Honest people tend to take what scammers say at face value. They believe them, because as honest people their first instinct isn’t to lie and cheat people. To protect yourself from scammers, you have to understand that everyone doesn’t think and act as you do, and you cannot assume that random strangers on the Internet are honest and have your best interests at heart.
Here are eight lies that mystery shop scammers tell:
You were (seemingly randomly) chosen to be a mystery shopper for us. Mystery shopping companies do not send spam emails to people at random to offer them assignments. If you didn’t fill out an application at the company’s website, they are not going to send you assignments.
We represent a legitimate mystery shopping company. Scammers often use the names of legitimate mystery shopping companies, but do not be fooled. Their emails typically come from a free account, and not the website domain owned by the mystery shopping company. If the email address is @hotmail, @yahoo or @gmail, they are probably not with the company they claim to represent.

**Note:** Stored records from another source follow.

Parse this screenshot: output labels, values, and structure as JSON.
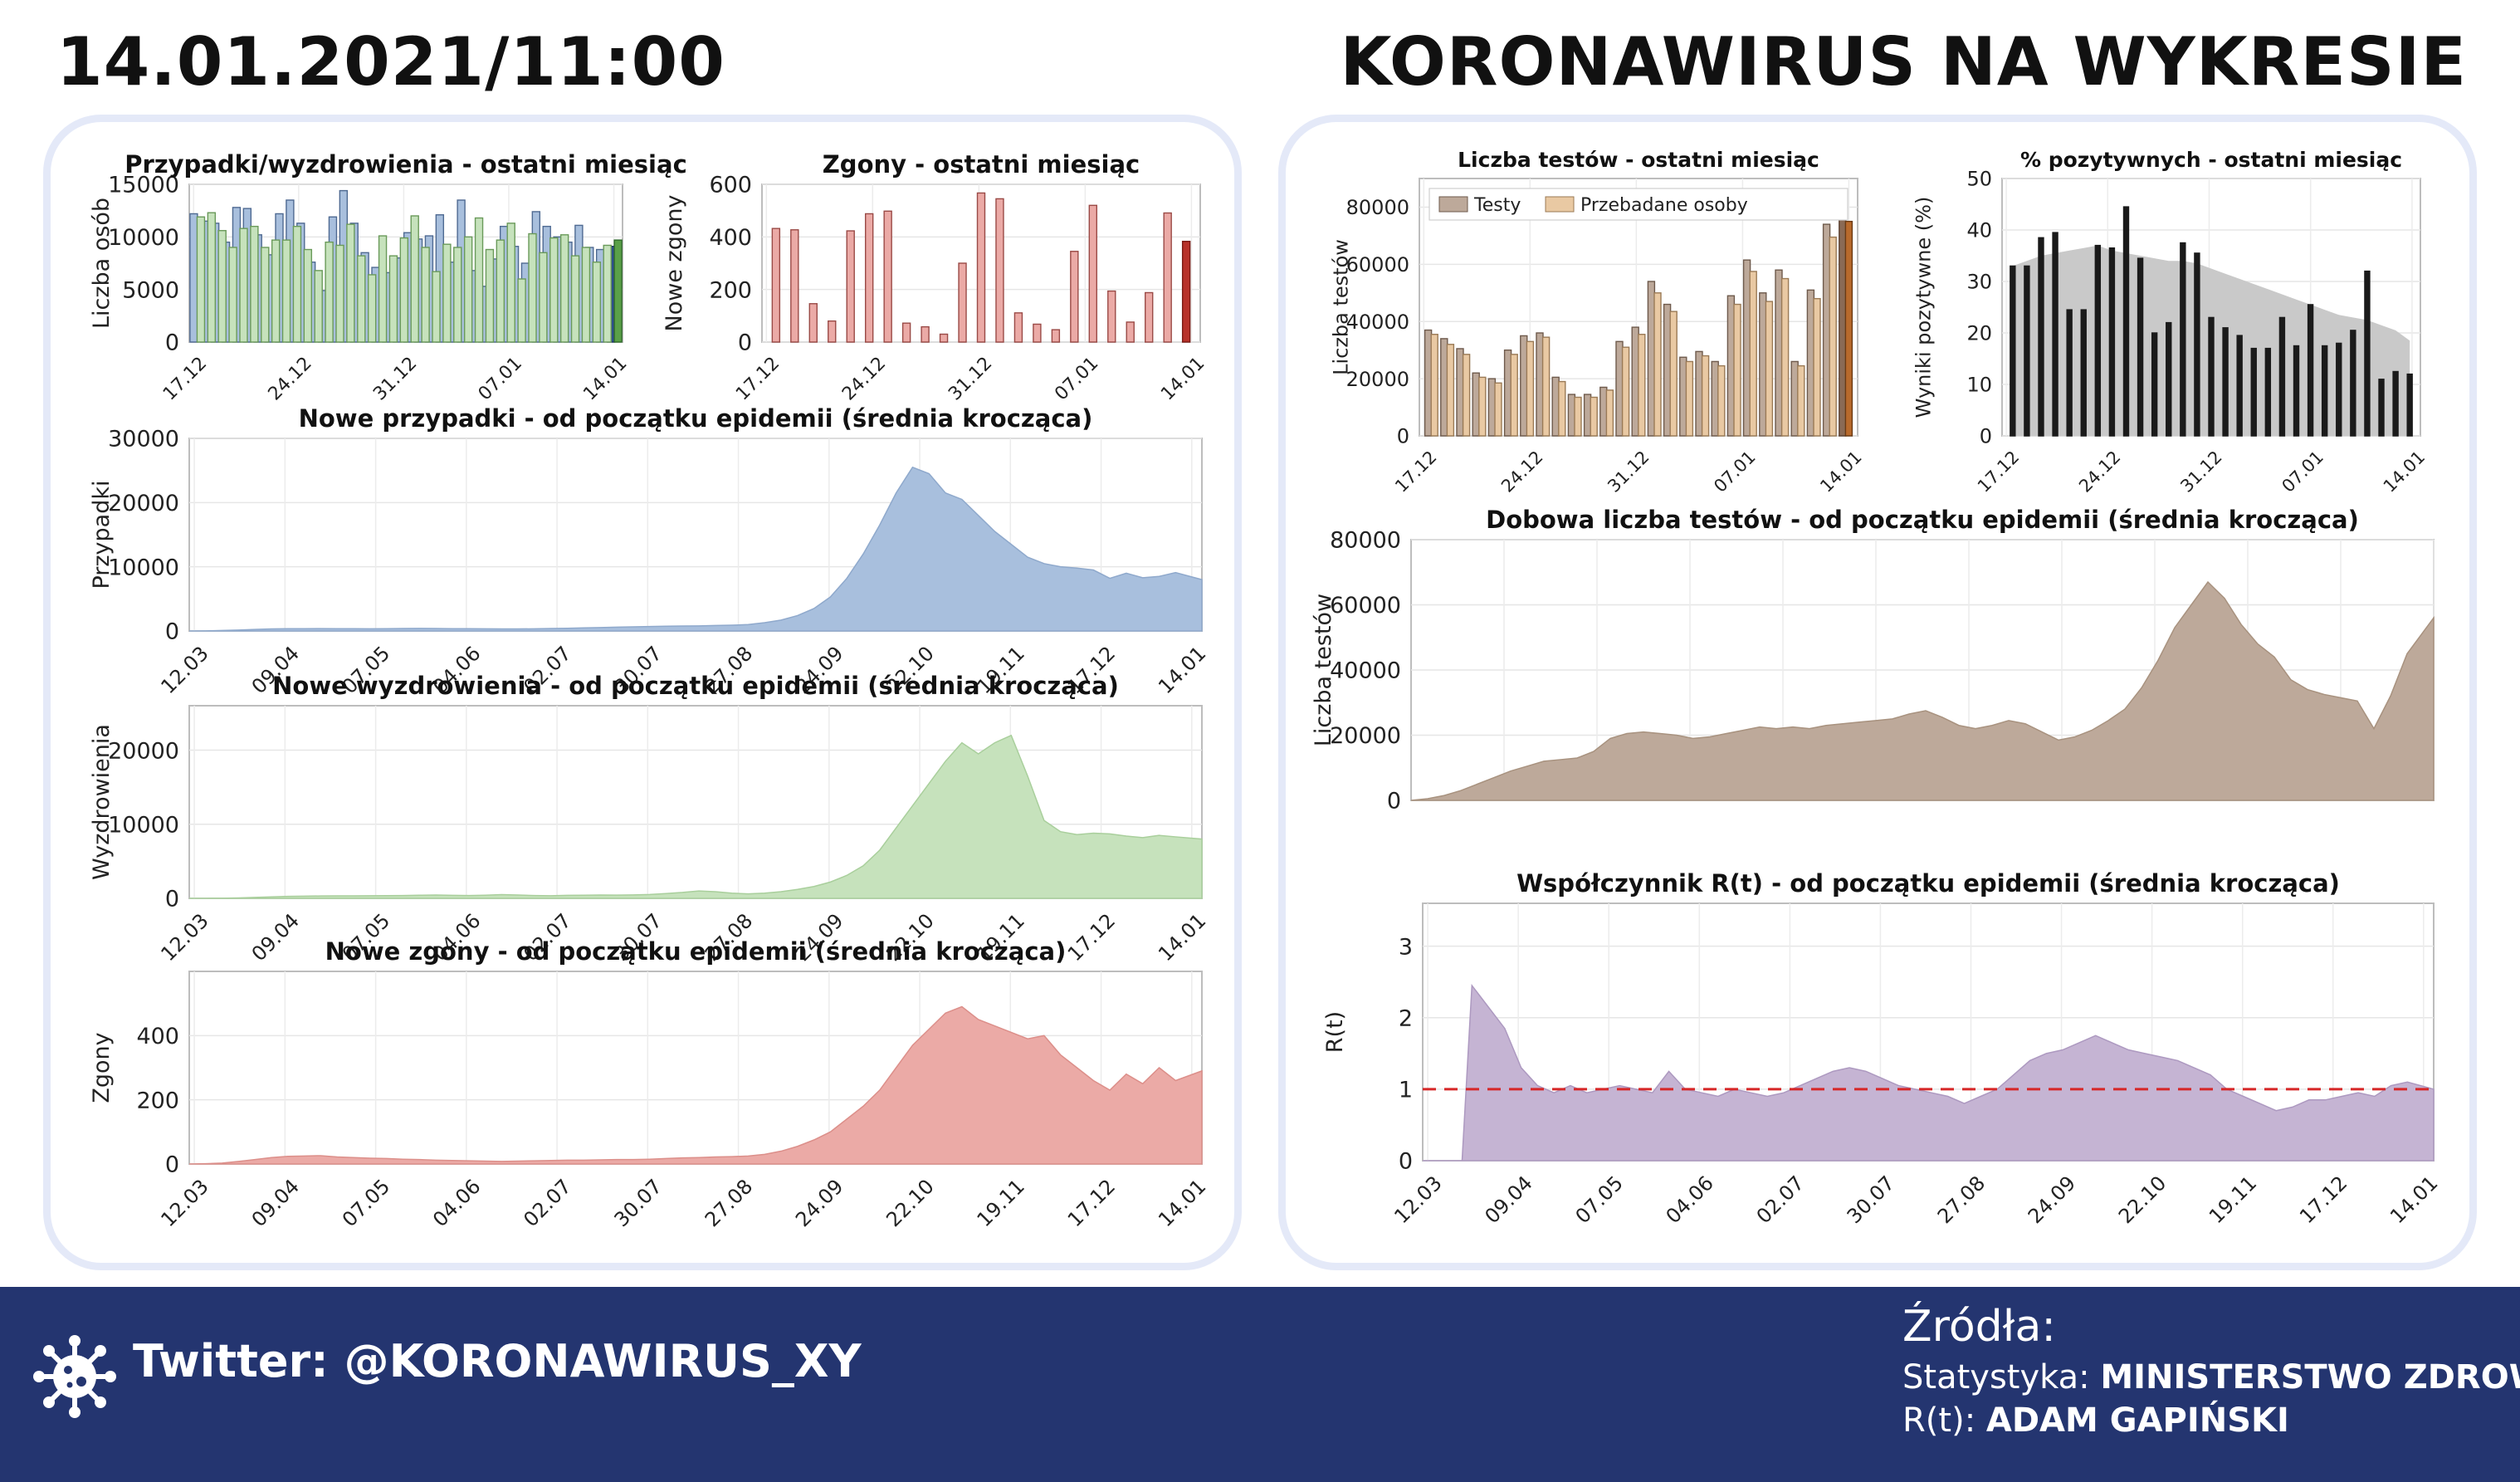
{
  "header": {
    "date": "14.01.2021/11:00",
    "title": "KORONAWIRUS NA WYKRESIE"
  },
  "footer": {
    "twitter": "Twitter: @KORONAWIRUS_XY",
    "sources_title": "Źródła:",
    "sources": [
      {
        "label": "Statystyka: ",
        "value": "MINISTERSTWO ZDROWIA"
      },
      {
        "label": "R(t): ",
        "value": "ADAM GAPIŃSKI"
      }
    ],
    "logo_icon": "virus-icon"
  },
  "colors": {
    "blue": "#a8bfdd",
    "blue_dark": "#2f4f8f",
    "green": "#c6e2bc",
    "green_dark": "#5aa048",
    "red": "#ebaaa6",
    "red_dark": "#b8322a",
    "tan": "#bda99a",
    "tan_light": "#e9c9a3",
    "tan_dark": "#b86a2c",
    "gray": "#c9c9c9",
    "purple": "#c5b4d3",
    "panel_border": "#e4e9f8",
    "footer": "#243570"
  },
  "chart_data": [
    {
      "id": "cases-month",
      "type": "bar",
      "title": "Przypadki/wyzdrowienia - ostatni miesiąc",
      "ylabel": "Liczba osób",
      "ylim": [
        0,
        15000
      ],
      "yticks": [
        0,
        5000,
        10000,
        15000
      ],
      "xticks": [
        "17.12",
        "24.12",
        "31.12",
        "07.01",
        "14.01"
      ],
      "series": [
        {
          "values": [
            12200,
            11500,
            11300,
            9500,
            12800,
            12700,
            10200,
            8300,
            12200,
            13500,
            11300,
            7600,
            4900,
            11900,
            14400,
            11300,
            8500,
            7100,
            6600,
            8000,
            10400,
            9800,
            10100,
            12100,
            7600,
            13500,
            6800,
            5300,
            7900,
            11000,
            9100,
            7500,
            12400,
            11000,
            10000,
            9500,
            11100,
            9000,
            8800,
            9100
          ]
        },
        {
          "values": [
            11900,
            12300,
            10600,
            9000,
            10800,
            11000,
            9000,
            9700,
            9700,
            11000,
            8800,
            6800,
            9500,
            9200,
            11200,
            8200,
            6400,
            10100,
            8200,
            9900,
            12000,
            9000,
            6700,
            9300,
            9000,
            10000,
            11800,
            8800,
            9700,
            11300,
            6000,
            10300,
            8500,
            9900,
            10200,
            8200,
            9000,
            7600,
            9200,
            9700
          ]
        }
      ]
    },
    {
      "id": "deaths-month",
      "type": "bar",
      "title": "Zgony - ostatni miesiąc",
      "ylabel": "Nowe zgony",
      "ylim": [
        0,
        600
      ],
      "yticks": [
        0,
        200,
        400,
        600
      ],
      "xticks": [
        "17.12",
        "24.12",
        "31.12",
        "07.01",
        "14.01"
      ],
      "series": [
        {
          "values": [
            432,
            427,
            146,
            80,
            423,
            488,
            498,
            72,
            58,
            30,
            300,
            567,
            545,
            111,
            68,
            47,
            345,
            520,
            194,
            76,
            188,
            491,
            383
          ]
        }
      ]
    },
    {
      "id": "new-cases",
      "type": "area",
      "title": "Nowe przypadki - od początku epidemii (średnia krocząca)",
      "ylabel": "Przypadki",
      "ylim": [
        0,
        30000
      ],
      "yticks": [
        0,
        10000,
        20000,
        30000
      ],
      "xticks": [
        "12.03",
        "09.04",
        "07.05",
        "04.06",
        "02.07",
        "30.07",
        "27.08",
        "24.09",
        "22.10",
        "19.11",
        "17.12",
        "14.01"
      ],
      "x": [
        0,
        5,
        10,
        15,
        20,
        25,
        30,
        35,
        40,
        45,
        50,
        55,
        60,
        65,
        70,
        75,
        80,
        85,
        90,
        95,
        100,
        105,
        110,
        115,
        120,
        125,
        130,
        135,
        140,
        145,
        150,
        155,
        160,
        165,
        170,
        175,
        180,
        185,
        190,
        195,
        200,
        205,
        210,
        215,
        220,
        225,
        230,
        235,
        240,
        245,
        250,
        255,
        260,
        265,
        270,
        275,
        280,
        285,
        290,
        295,
        300,
        308
      ],
      "values": [
        0,
        20,
        80,
        150,
        250,
        330,
        350,
        360,
        370,
        360,
        350,
        340,
        360,
        380,
        400,
        380,
        360,
        350,
        340,
        330,
        320,
        340,
        380,
        420,
        480,
        540,
        600,
        650,
        700,
        750,
        780,
        800,
        850,
        900,
        1000,
        1300,
        1700,
        2400,
        3500,
        5300,
        8200,
        12000,
        16500,
        21500,
        25500,
        24500,
        21500,
        20500,
        18000,
        15500,
        13500,
        11500,
        10500,
        10000,
        9800,
        9500,
        8200,
        9000,
        8300,
        8500,
        9100,
        8000
      ]
    },
    {
      "id": "new-recoveries",
      "type": "area",
      "title": "Nowe wyzdrowienia - od początku epidemii (średnia krocząca)",
      "ylabel": "Wyzdrowienia",
      "ylim": [
        0,
        26000
      ],
      "yticks": [
        0,
        10000,
        20000
      ],
      "xticks": [
        "12.03",
        "09.04",
        "07.05",
        "04.06",
        "02.07",
        "30.07",
        "27.08",
        "24.09",
        "22.10",
        "19.11",
        "17.12",
        "14.01"
      ],
      "x": [
        0,
        5,
        10,
        15,
        20,
        25,
        30,
        35,
        40,
        45,
        50,
        55,
        60,
        65,
        70,
        75,
        80,
        85,
        90,
        95,
        100,
        105,
        110,
        115,
        120,
        125,
        130,
        135,
        140,
        145,
        150,
        155,
        160,
        165,
        170,
        175,
        180,
        185,
        190,
        195,
        200,
        205,
        210,
        215,
        220,
        225,
        230,
        235,
        240,
        245,
        250,
        255,
        260,
        265,
        270,
        275,
        280,
        285,
        290,
        295,
        300,
        308
      ],
      "values": [
        0,
        5,
        20,
        60,
        120,
        200,
        260,
        300,
        320,
        330,
        340,
        350,
        360,
        380,
        420,
        450,
        400,
        380,
        420,
        500,
        450,
        380,
        350,
        400,
        420,
        450,
        430,
        460,
        520,
        650,
        800,
        1000,
        900,
        700,
        600,
        700,
        900,
        1200,
        1600,
        2200,
        3100,
        4400,
        6500,
        9500,
        12500,
        15500,
        18500,
        21000,
        19500,
        21000,
        22000,
        16500,
        10500,
        9000,
        8600,
        8800,
        8700,
        8400,
        8200,
        8500,
        8300,
        8000
      ]
    },
    {
      "id": "new-deaths",
      "type": "area",
      "title": "Nowe zgony - od początku epidemii (średnia krocząca)",
      "ylabel": "Zgony",
      "ylim": [
        0,
        600
      ],
      "yticks": [
        0,
        200,
        400
      ],
      "xticks": [
        "12.03",
        "09.04",
        "07.05",
        "04.06",
        "02.07",
        "30.07",
        "27.08",
        "24.09",
        "22.10",
        "19.11",
        "17.12",
        "14.01"
      ],
      "x": [
        0,
        5,
        10,
        15,
        20,
        25,
        30,
        35,
        40,
        45,
        50,
        55,
        60,
        65,
        70,
        75,
        80,
        85,
        90,
        95,
        100,
        105,
        110,
        115,
        120,
        125,
        130,
        135,
        140,
        145,
        150,
        155,
        160,
        165,
        170,
        175,
        180,
        185,
        190,
        195,
        200,
        205,
        210,
        215,
        220,
        225,
        230,
        235,
        240,
        245,
        250,
        255,
        260,
        265,
        270,
        275,
        280,
        285,
        290,
        295,
        300,
        308
      ],
      "values": [
        0,
        1,
        3,
        8,
        14,
        20,
        24,
        25,
        26,
        22,
        20,
        18,
        17,
        15,
        14,
        12,
        11,
        10,
        9,
        8,
        9,
        10,
        11,
        12,
        12,
        13,
        14,
        14,
        15,
        17,
        19,
        20,
        22,
        23,
        25,
        30,
        40,
        55,
        75,
        100,
        140,
        180,
        230,
        300,
        370,
        420,
        470,
        490,
        450,
        430,
        410,
        390,
        400,
        340,
        300,
        260,
        230,
        280,
        250,
        300,
        260,
        290
      ]
    },
    {
      "id": "tests-month",
      "type": "bar",
      "title": "Liczba testów - ostatni miesiąc",
      "ylabel": "Liczba testów",
      "ylim": [
        0,
        90000
      ],
      "yticks": [
        0,
        20000,
        40000,
        60000,
        80000
      ],
      "xticks": [
        "17.12",
        "24.12",
        "31.12",
        "07.01",
        "14.01"
      ],
      "legend": [
        "Testy",
        "Przebadane osoby"
      ],
      "series": [
        {
          "name": "Testy",
          "values": [
            37000,
            34000,
            30500,
            22000,
            20000,
            30000,
            35000,
            36000,
            20500,
            14500,
            14500,
            17000,
            33000,
            38000,
            54000,
            46000,
            27500,
            29500,
            26000,
            49000,
            61500,
            50000,
            58000,
            26000,
            51000,
            74000,
            80000
          ]
        },
        {
          "name": "Przebadane osoby",
          "values": [
            35500,
            32000,
            28500,
            20500,
            18500,
            28500,
            33000,
            34500,
            19000,
            13500,
            13500,
            16000,
            31000,
            35500,
            50000,
            43500,
            26000,
            28000,
            24500,
            46000,
            57500,
            47000,
            55000,
            24500,
            48000,
            69500,
            75000
          ]
        }
      ]
    },
    {
      "id": "positive-percent",
      "type": "bar",
      "title": "% pozytywnych - ostatni miesiąc",
      "ylabel": "Wyniki pozytywne (%)",
      "ylim": [
        0,
        50
      ],
      "yticks": [
        0,
        10,
        20,
        30,
        40,
        50
      ],
      "xticks": [
        "17.12",
        "24.12",
        "31.12",
        "07.01",
        "14.01"
      ],
      "series": [
        {
          "values": [
            33,
            33,
            38.5,
            39.5,
            24.5,
            24.5,
            37,
            36.5,
            44.5,
            34.5,
            20,
            22,
            37.5,
            35.5,
            23,
            21,
            19.5,
            17,
            17,
            23,
            17.5,
            25.5,
            17.5,
            18,
            20.5,
            32,
            11,
            12.5,
            12
          ]
        },
        {
          "name": "average",
          "values": [
            33,
            34,
            35,
            35.5,
            36,
            36.5,
            37,
            36,
            35.5,
            35,
            34.5,
            34,
            34,
            33.5,
            32.5,
            31.5,
            30.5,
            29.5,
            28.5,
            27.5,
            26.5,
            25.5,
            24.5,
            23.5,
            23,
            22.5,
            21.5,
            20.5,
            18.5
          ]
        }
      ]
    },
    {
      "id": "daily-tests",
      "type": "area",
      "title": "Dobowa liczba testów - od początku epidemii (średnia krocząca)",
      "ylabel": "Liczba testów",
      "ylim": [
        0,
        80000
      ],
      "yticks": [
        0,
        20000,
        40000,
        60000,
        80000
      ],
      "xticks": [],
      "x": [
        0,
        5,
        10,
        15,
        20,
        25,
        30,
        35,
        40,
        45,
        50,
        55,
        60,
        65,
        70,
        75,
        80,
        85,
        90,
        95,
        100,
        105,
        110,
        115,
        120,
        125,
        130,
        135,
        140,
        145,
        150,
        155,
        160,
        165,
        170,
        175,
        180,
        185,
        190,
        195,
        200,
        205,
        210,
        215,
        220,
        225,
        230,
        235,
        240,
        245,
        250,
        255,
        260,
        265,
        270,
        275,
        280,
        285,
        290,
        295,
        300,
        308
      ],
      "values": [
        0,
        500,
        1500,
        3000,
        5000,
        7000,
        9000,
        10500,
        12000,
        12500,
        13000,
        15000,
        19000,
        20500,
        21000,
        20500,
        20000,
        19000,
        19500,
        20500,
        21500,
        22500,
        22000,
        22500,
        22000,
        23000,
        23500,
        24000,
        24500,
        25000,
        26500,
        27500,
        25500,
        23000,
        22000,
        23000,
        24500,
        23500,
        21000,
        18500,
        19500,
        21500,
        24500,
        28000,
        34500,
        43000,
        53000,
        60000,
        67000,
        62000,
        54000,
        48000,
        44000,
        37000,
        34000,
        32500,
        31500,
        30500,
        22000,
        32000,
        45000,
        56000
      ]
    },
    {
      "id": "rt",
      "type": "area",
      "title": "Współczynnik R(t) - od początku epidemii (średnia krocząca)",
      "ylabel": "R(t)",
      "ylim": [
        0,
        3.6
      ],
      "yticks": [
        0,
        1,
        2,
        3
      ],
      "reference_line": 1,
      "xticks": [
        "12.03",
        "09.04",
        "07.05",
        "04.06",
        "02.07",
        "30.07",
        "27.08",
        "24.09",
        "22.10",
        "19.11",
        "17.12",
        "14.01"
      ],
      "x": [
        0,
        5,
        10,
        12,
        15,
        20,
        25,
        30,
        35,
        40,
        45,
        50,
        55,
        60,
        65,
        70,
        75,
        80,
        85,
        90,
        95,
        100,
        105,
        110,
        115,
        120,
        125,
        130,
        135,
        140,
        145,
        150,
        155,
        160,
        165,
        170,
        175,
        180,
        185,
        190,
        195,
        200,
        205,
        210,
        215,
        220,
        225,
        230,
        235,
        240,
        245,
        250,
        255,
        260,
        265,
        270,
        275,
        280,
        285,
        290,
        295,
        300,
        308
      ],
      "values": [
        0,
        0,
        0,
        0,
        2.45,
        2.15,
        1.85,
        1.3,
        1.05,
        0.95,
        1.05,
        0.95,
        1.0,
        1.05,
        1.0,
        0.95,
        1.25,
        1.0,
        0.95,
        0.9,
        1.0,
        0.95,
        0.9,
        0.95,
        1.05,
        1.15,
        1.25,
        1.3,
        1.25,
        1.15,
        1.05,
        1.0,
        0.95,
        0.9,
        0.8,
        0.9,
        1.0,
        1.2,
        1.4,
        1.5,
        1.55,
        1.65,
        1.75,
        1.65,
        1.55,
        1.5,
        1.45,
        1.4,
        1.3,
        1.2,
        1.0,
        0.9,
        0.8,
        0.7,
        0.75,
        0.85,
        0.85,
        0.9,
        0.95,
        0.9,
        1.05,
        1.1,
        1.0
      ]
    }
  ]
}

You will make $200 (or more) per shop. On a typical mystery shopping assignment, you might be paid a fee and/or reimbursed for a purchase of $5 – $50, more on some that have large required purchases (such as fine dining shops, hotels, etc.). The shops that pay in the high range are not going to be given to a shopper with whom they have never worked.
We guarantee that you will be able to earn hundreds of dollars every week. Mystery shoppers are usually independent contractors. We are not required to take specific assignments, and we are not promised a specific number of assignments or amount of compensation.

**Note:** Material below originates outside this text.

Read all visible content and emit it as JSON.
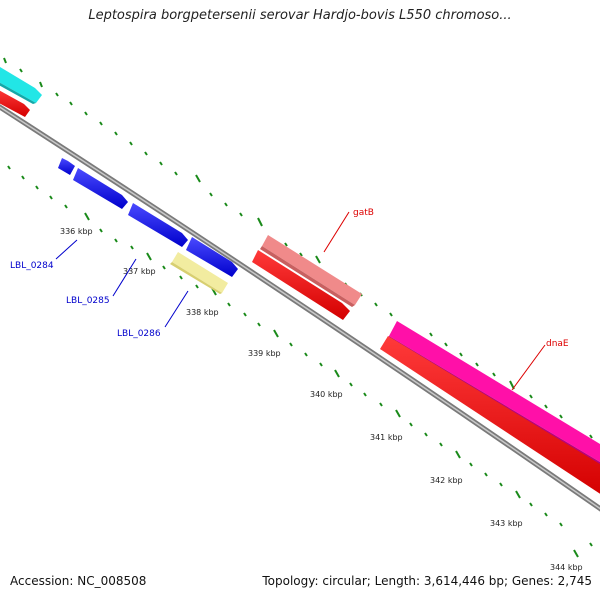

We are members of the Better Business Bureau and the Mystery Shopping Providers Association. They are not. They are scammers. If they are using the name of a legitimate company, that company may belong to organizations such as BBB and MSPA, but the scammer does not. Do not be fooled by logos and other trust symbols in their emails.
We have big name clients, like Wal-Mart, McDonald’s and Home Depot. Again, no they do not. They are scammers. They have no clients, only victims. Just because they say something it doesn’t mean that it is true. Some scammers put the logos of well-known companies in their letters and emails to convince victims that they are legitimate, but those logos do not mean anything.
The check we sent you is real. This can seem to be true when your bank releases the funds a few days after you deposited the scammer’s check. However, the bank is required to make funds available within a few days. That is Federal law. It doesn’t mean that the check has actually cleared. It could be weeks before they discover the check is fraudulent. When that happens, they will want their money back. If you have wired it off to the scammer, you are stuck figuring out how to pay it back.
If you don’t send the money, we will have you arrested by the FBI. This is my favorite lie! When a potential victim starts to figure out that something is wrong and they get nervous about sending off the money, the scammer may threaten to have the victim arrested. Seriously. It can be scary, because the victims are honest people who do not get in trouble with the law. Being told that they could be arrested is upsetting. But think about it. This is a scam. The check is fake. What are they going to do? Maybe they could call the FBI and say, “Hello, FBI? I would like you to arrest this person. They refused to allow me to scam them.” Really? I don’t think so. Just ignore them and they will move along to the next victim.
These scams are still common because people keep falling for them. Put an end to them by refusing to be scammed and warning your friends about the fake check scam.